Heat Flow, Random Matrices, and Random Polynomials


Speaker: Professor Brian Hall

TopicHeat Flow, Random Matrices, and Random Polynomials

Date: October 10th, 2023 (Tuesday)

Time: 9 a.m.--10 a.m.

Zoom ID: 81786229179 (no password)

Sponsors: Research Institute of Mathematical Science, School of Mathematics and Statistics, Institute of Science and Technology


Brian Hall is a professor in the Department of Mathematics at the University of Notre Dame. He mainly focuses on mathematical physics, including the generalization of Segal-Bargmann transform and issues related to the 2-dimensional Yang-Mills theory. In recent years, he pays more attention to random matrix theory and free probability theory.


It is an old result of Polya and Benz that applying the backward heat flow to a polynomial with all real zeros gives another polynomial with all real zeros. Much more recently, the limiting behavior of the real zeros as the degree goes to infinity has been worked out, with a surprising connection to random matrix theory.
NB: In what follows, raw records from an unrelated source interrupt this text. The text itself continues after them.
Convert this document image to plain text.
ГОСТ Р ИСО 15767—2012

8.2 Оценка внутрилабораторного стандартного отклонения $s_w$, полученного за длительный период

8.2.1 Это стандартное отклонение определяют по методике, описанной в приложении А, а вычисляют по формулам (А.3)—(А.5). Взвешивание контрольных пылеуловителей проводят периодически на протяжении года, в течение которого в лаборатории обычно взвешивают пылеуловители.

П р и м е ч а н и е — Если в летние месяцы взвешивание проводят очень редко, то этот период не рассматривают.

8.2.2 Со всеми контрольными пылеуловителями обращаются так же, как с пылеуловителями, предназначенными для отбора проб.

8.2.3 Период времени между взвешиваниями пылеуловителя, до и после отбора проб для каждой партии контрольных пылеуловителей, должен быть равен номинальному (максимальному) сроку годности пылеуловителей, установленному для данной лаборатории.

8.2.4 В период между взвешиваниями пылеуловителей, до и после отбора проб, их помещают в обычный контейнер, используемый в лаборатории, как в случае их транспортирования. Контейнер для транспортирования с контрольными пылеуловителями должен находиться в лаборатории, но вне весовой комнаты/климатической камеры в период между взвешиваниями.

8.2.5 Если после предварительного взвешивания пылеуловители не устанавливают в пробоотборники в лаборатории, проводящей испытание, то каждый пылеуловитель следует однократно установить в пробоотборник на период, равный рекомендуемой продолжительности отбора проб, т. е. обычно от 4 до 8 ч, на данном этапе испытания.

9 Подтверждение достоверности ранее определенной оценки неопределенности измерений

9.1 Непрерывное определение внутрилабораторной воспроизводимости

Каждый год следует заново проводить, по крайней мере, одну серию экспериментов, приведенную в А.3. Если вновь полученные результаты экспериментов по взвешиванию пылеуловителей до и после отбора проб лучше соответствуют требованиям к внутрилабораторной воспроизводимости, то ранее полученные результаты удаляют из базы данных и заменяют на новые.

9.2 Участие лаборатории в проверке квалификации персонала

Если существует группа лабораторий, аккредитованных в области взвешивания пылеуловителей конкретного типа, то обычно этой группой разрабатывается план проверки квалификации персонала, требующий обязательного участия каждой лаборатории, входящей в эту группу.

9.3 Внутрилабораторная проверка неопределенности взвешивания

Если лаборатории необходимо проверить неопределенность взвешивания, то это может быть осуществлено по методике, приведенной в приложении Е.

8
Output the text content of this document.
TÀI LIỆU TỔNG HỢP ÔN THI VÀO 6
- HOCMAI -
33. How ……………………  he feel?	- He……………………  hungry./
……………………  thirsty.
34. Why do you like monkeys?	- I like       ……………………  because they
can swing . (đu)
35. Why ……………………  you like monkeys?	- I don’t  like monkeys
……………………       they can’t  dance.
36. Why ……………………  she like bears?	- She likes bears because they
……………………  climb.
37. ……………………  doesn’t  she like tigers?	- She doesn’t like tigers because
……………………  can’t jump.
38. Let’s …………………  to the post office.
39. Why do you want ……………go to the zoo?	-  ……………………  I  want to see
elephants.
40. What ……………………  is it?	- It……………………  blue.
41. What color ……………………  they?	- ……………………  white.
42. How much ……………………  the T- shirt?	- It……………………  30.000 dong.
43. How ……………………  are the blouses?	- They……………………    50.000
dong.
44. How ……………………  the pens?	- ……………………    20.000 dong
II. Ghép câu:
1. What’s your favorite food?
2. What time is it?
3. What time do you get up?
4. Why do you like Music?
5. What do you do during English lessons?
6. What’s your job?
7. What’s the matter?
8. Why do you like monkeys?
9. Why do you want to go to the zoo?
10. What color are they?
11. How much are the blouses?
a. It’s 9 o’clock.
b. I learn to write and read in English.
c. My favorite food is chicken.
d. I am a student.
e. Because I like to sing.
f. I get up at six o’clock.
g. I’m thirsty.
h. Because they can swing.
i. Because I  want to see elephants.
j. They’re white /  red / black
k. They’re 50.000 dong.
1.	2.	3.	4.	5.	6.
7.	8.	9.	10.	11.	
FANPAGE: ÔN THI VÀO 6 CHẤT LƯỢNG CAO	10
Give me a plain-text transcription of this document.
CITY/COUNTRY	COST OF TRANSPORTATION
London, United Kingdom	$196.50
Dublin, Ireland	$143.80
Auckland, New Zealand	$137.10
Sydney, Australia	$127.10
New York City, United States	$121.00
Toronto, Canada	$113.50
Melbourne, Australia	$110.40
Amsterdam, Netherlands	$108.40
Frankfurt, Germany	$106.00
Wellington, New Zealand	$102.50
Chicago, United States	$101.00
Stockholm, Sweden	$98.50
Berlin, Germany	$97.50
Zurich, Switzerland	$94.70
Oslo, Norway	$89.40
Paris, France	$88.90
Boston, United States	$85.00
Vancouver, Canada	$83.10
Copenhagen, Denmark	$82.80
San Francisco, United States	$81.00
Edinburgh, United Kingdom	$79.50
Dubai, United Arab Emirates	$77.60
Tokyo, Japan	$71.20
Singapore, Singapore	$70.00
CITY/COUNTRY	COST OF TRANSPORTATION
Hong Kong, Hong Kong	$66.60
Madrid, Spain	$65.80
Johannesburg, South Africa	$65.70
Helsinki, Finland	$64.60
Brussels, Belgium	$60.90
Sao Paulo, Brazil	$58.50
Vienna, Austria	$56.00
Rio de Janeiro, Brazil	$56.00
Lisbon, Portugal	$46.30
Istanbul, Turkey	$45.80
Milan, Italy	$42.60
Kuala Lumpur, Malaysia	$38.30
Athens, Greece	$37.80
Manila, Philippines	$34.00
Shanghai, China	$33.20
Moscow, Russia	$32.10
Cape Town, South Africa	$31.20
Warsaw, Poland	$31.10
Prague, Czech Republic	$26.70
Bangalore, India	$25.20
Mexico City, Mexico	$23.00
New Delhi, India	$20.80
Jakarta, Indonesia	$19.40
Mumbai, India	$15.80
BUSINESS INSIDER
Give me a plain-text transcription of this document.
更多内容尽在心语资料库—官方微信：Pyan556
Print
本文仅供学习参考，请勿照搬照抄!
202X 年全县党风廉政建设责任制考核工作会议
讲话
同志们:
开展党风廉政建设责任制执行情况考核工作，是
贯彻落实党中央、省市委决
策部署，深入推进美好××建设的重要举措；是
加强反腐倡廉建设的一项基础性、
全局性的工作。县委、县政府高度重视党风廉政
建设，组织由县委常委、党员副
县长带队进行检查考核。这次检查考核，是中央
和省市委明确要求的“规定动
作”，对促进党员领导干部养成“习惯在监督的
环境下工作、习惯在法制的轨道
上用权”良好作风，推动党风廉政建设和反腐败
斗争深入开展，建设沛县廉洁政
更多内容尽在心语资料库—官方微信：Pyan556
The situation is more complicated if we use the forward heat flow—in which case, the zeros will not remain real—or if we apply the heat flow to a polynomial with complex roots. Nevertheless, there is still a conjectural connection to random matrix theory. Consider, for example, the circular law in random matrix theory: If a random matrix Z has i.i.d. entries, its eigenvalues will be asymptotically uniform over a disk. The heat flow then conjecturally changes the circular law into the elliptical law: Applying the heat flow to the characteristic polynomial of Z should give a new polynomial whose zeros are asymptotically uniform over an ellipse. While the random matrix case remains a conjecture, we have rigorous results for random polynomials with independent coefficients. This is joint work with Ching Wei Ho, Jonas Jalowy, and Zakhar Kabluchko. The talk will be self-contained and have lots of pictures and animations.